Oops, I was caught up in that equality expression, disregard comment b), Mike.

@ardnew,

The ability to chain relational operators is a nice feature of Python syntax. It compiles to a series of 2-way relational tests ‘and’ed together. “if n%4 == m%4 == 3:” compiles like “if n%4 == m%4 and m%4 == 3:”, but the m%4 is only evaluated once. It is handy when you want to check if a value is between two limits, like “if lowerbound <= x = y <= z:" in a previous exercise to determine that y was no larger than either x or z. You can also chain any number together: "a

c == d …”Rule 5 is the only way to reduce ‘a’ when it’s not even.Oops, wordpress ate some of my relational operators as html tags. Should be:

The ability to chain relational operators is a nice feature of Python syntax. It compiles to a series of 2-way relational tests ‘and’ed together. “if n%4 == m%4 == 3:” compiles like “if n%4 == m%4 and m%4 == 3:”, but the m%4 is only evaluated once. It is handy when you want to check if a value is between two limits, like “if lowerbound <= x < upperbound:". I used something like "if x >= y <= z:" in a previous exercise to determine that y was no larger than either x or z. You can also chain any number together: "a < b > c == d …”

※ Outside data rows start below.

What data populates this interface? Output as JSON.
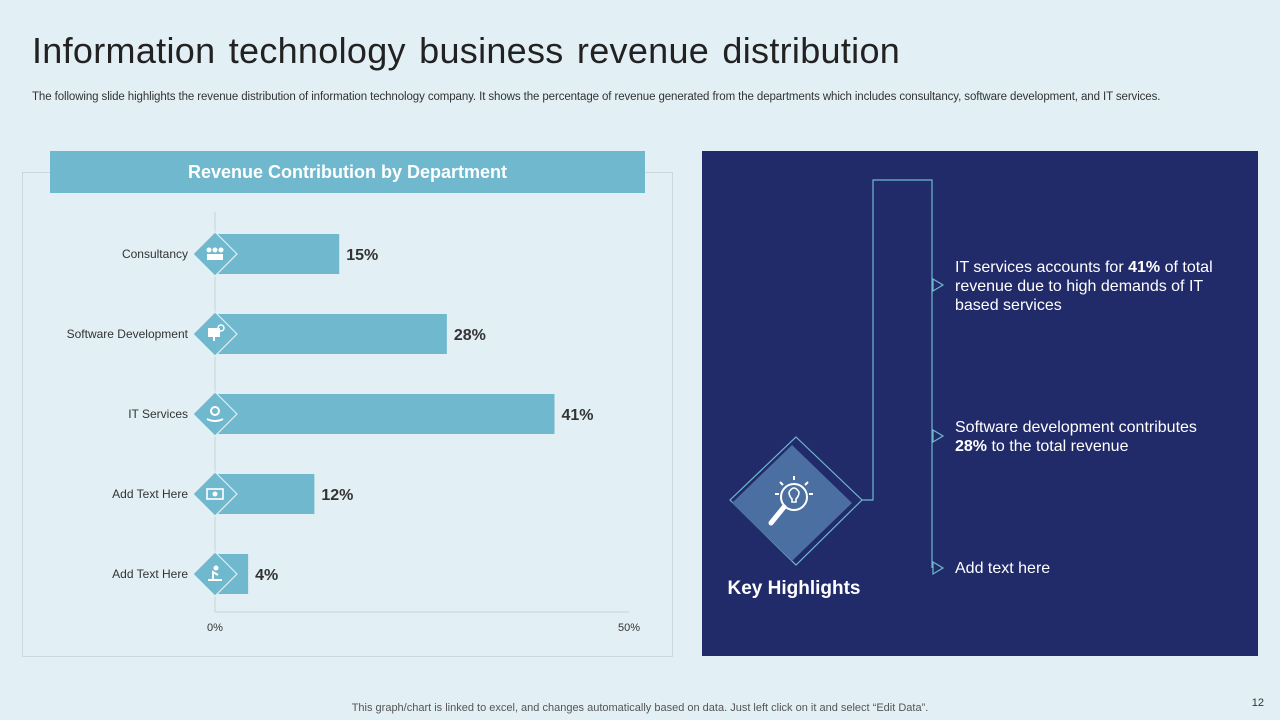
{
  "title": "Information technology business revenue distribution",
  "subtitle": "The following slide highlights the revenue distribution of information technology company. It shows the percentage of revenue generated from the departments which includes consultancy, software development, and IT services.",
  "chart_data": {
    "type": "bar",
    "orientation": "horizontal",
    "title": "Revenue Contribution by Department",
    "categories": [
      "Consultancy",
      "Software Development",
      "IT Services",
      "Add Text Here",
      "Add Text Here"
    ],
    "values": [
      15,
      28,
      41,
      12,
      4
    ],
    "value_labels": [
      "15%",
      "28%",
      "41%",
      "12%",
      "4%"
    ],
    "icons": [
      "team-icon",
      "computer-network-icon",
      "hand-gear-icon",
      "money-icon",
      "person-desk-icon"
    ],
    "xlim": [
      0,
      50
    ],
    "xticks": [
      "0%",
      "50%"
    ],
    "bar_color": "#6fb8cd",
    "xlabel": "",
    "ylabel": ""
  },
  "highlights": {
    "heading": "Key Highlights",
    "items": [
      {
        "pre": "IT services accounts for ",
        "bold": "41%",
        "post": " of total revenue due to high demands of IT based services"
      },
      {
        "pre": "Software development contributes ",
        "bold": "28%",
        "post": " to the total revenue"
      },
      {
        "pre": "Add text here",
        "bold": "",
        "post": ""
      }
    ]
  },
  "footnote": "This graph/chart is linked to excel,  and changes automatically based on data. Just left click on it and select “Edit Data”.",
  "page_number": "12",
  "colors": {
    "panel": "#222b6a",
    "accent": "#6fb8cd",
    "background": "#e2eff4"
  }
}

Rule 5 is the only way to reduce ‘a’ when it’s not even.

Since Mike already did an iterative Python version, here’s a straight translation of the rules to Haskell:

Not the most efficient solution, probably. Happy to see another math exercise, though! (even though it should be titled “Jacobi’s Symbol,” since we don’t know m is prime)

As a preprocessing step, I think rule 5 needs to be applied if a (7 / -1) by rule 6 (the only rule that could apply

(7 / -1) => (0 / -1) by rule 5

(0 / -1) => 0 by rule 1

However, (-1 / 7) = -1 according to the programmingpraxis solution.

If rule 5 is applied first, then:

(-1 / 7) => (6 / 7) by rule 5

(6 / 7) => (2 / 7) * (3 / 7) => (3 / 7) => -(7 / 3) => -(1 / 3) => -1 by rules 4, 3, 6, 5, and 2, respectively

I did it again. (Maybe I need an option to preview a post)

The previous post should be:

As a preprocessing step, I think rule 5 needs to be applied if

a < 0.For example:

(-1 / 7) => (7 / -1) by rule 6 (the only rule that could apply)

(7 / -1) => (0 / -1) by rule 5

(0 / -1) => 0 by rule 1

However, (-1 / 7) = -1 according to the programmingpraxis solution.

If rule 5 is applied first, then:

(-1 / 7) => (6 / 7) by rule 5

(6 / 7) => (2 / 7) * (3 / 7) => (3 / 7) => -(7 / 3) => -(1 / 3) => -1; by rules 4, 3, 6, 5, and 2, respectively.

The jacobi symbol for (-1 7) is -1. Wolfram Alpha agrees.

In arithmetic mod m, the only numbers allowed are 0 to m-1 inclusive. There are no negative numbers. So any time you see a negative number you have to add m repeatedly until it is in the range 0 to m-1 inclusive. So yes, Rule 5 applies whenever a<0. I'll edit the rule.